Los nuevos rescatados aún estaban tensos. Muchos no confiaban en el refugio. Habían vivido semanas encerrados con la amenaza constante de la muerte, el hambre y la traición. Uno de ellos destacaba entre todos: Karl.
Karl tenía unos cuarenta años, alto, cuerpo marcado por años en la fuerza policial. Había sobrevivido a lo peor del caos inicial, pero no sin cicatrices. Su grupo original se había desmoronado cuando algunos decidieron dejar de esperar salvación y se volvieron contra sus compañeros. Karl había luchado por mantener la moral, pero fue golpeado y encerrado cuando se negó a participar en los actos atroces que otros justificaban como “necesarios”.
Ahora, al ver este nuevo refugio lleno de rostros jóvenes, niños y adolescentes, se encendía en su interior un dilema: ¿dejar que todo volviera a repetirse? ¿Esperar a que el hambre los corrompiera nuevamente?

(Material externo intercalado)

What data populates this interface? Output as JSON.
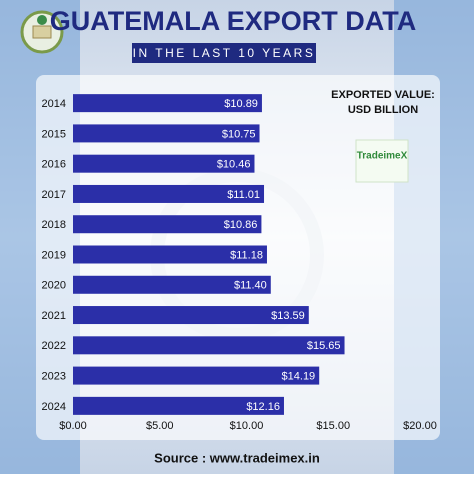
{
  "chart_data": {
    "type": "bar",
    "orientation": "horizontal",
    "title": "GUATEMALA EXPORT DATA",
    "subtitle": "IN THE LAST 10 YEARS",
    "annotation": [
      "EXPORTED VALUE:",
      "USD BILLION"
    ],
    "logo": "TradeimeX",
    "source": "Source : www.tradeimex.in",
    "categories": [
      "2014",
      "2015",
      "2016",
      "2017",
      "2018",
      "2019",
      "2020",
      "2021",
      "2022",
      "2023",
      "2024"
    ],
    "values": [
      10.89,
      10.75,
      10.46,
      11.01,
      10.86,
      11.18,
      11.4,
      13.59,
      15.65,
      14.19,
      12.16
    ],
    "value_labels": [
      "$10.89",
      "$10.75",
      "$10.46",
      "$11.01",
      "$10.86",
      "$11.18",
      "$11.40",
      "$13.59",
      "$15.65",
      "$14.19",
      "$12.16"
    ],
    "color": "#2b2fa8",
    "xlim": [
      0,
      20
    ],
    "xticks": [
      {
        "value": 0,
        "label": "$0.00"
      },
      {
        "value": 5,
        "label": "$5.00"
      },
      {
        "value": 10,
        "label": "$10.00"
      },
      {
        "value": 15,
        "label": "$15.00"
      },
      {
        "value": 20,
        "label": "$20.00"
      }
    ],
    "grid": false
  }
}
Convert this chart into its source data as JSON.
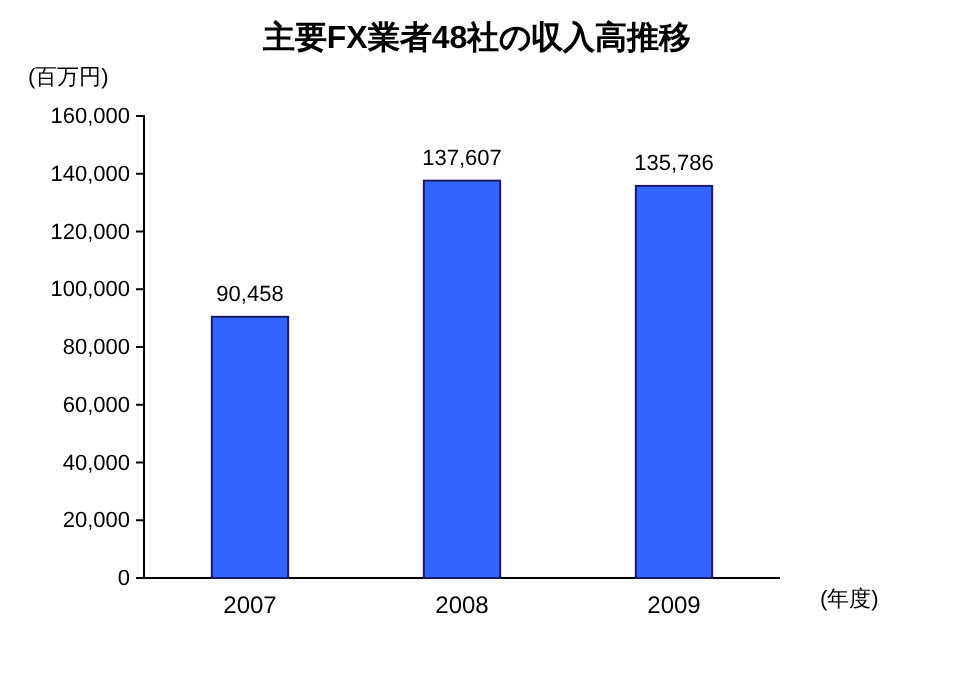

Mientras otros dormían, Karl reunía a algunos de los adultos del grupo. Les hablaba en voz baja, exponiendo sus temores.
—No digo que nos volvamos contra ellos —decía, con tono medido—. Pero no podemos quedarnos de brazos cruzados. Este lugar... parece seguro. Pero si no tenemos control, si no organizamos una estructura sólida... volverá a pasar. Pasará lo mismo que en la fábrica. Comenzará con escasez, luego decisiones desesperadas, y al final, locura.
Algunos lo miraban con recelo. Otros asentían, recordando los horrores vividos.
—¿Y qué propones? —preguntó una mujer de rostro enjuto, la ropa aún rota.
—Crear un comité de adultos. Tomar decisiones por el bien común. No podemos dejarlo en manos de adolescentes... por más fuertes que sean.
—Pero hay militares —dijo otro—. Hay magia. No podemos enfrentarlos.
—No se trata de enfrentarlos ahora —replicó Karl—. Se trata de estar listos para cuando se equivoquen.
Ese pensamiento empezó a germinar en algunos de los rescatados. No era una rebelión abierta. No todavía. Pero era una semilla de duda, de desconfianza... y eso bastaba para cambiar el equilibrio.
El refugio, aunque lleno de vida y esperanzas renovadas, ya no era tan inocente como antes.
Y pronto, alguien tendría que decidir si confiar... o prepararse para otra guerra interna.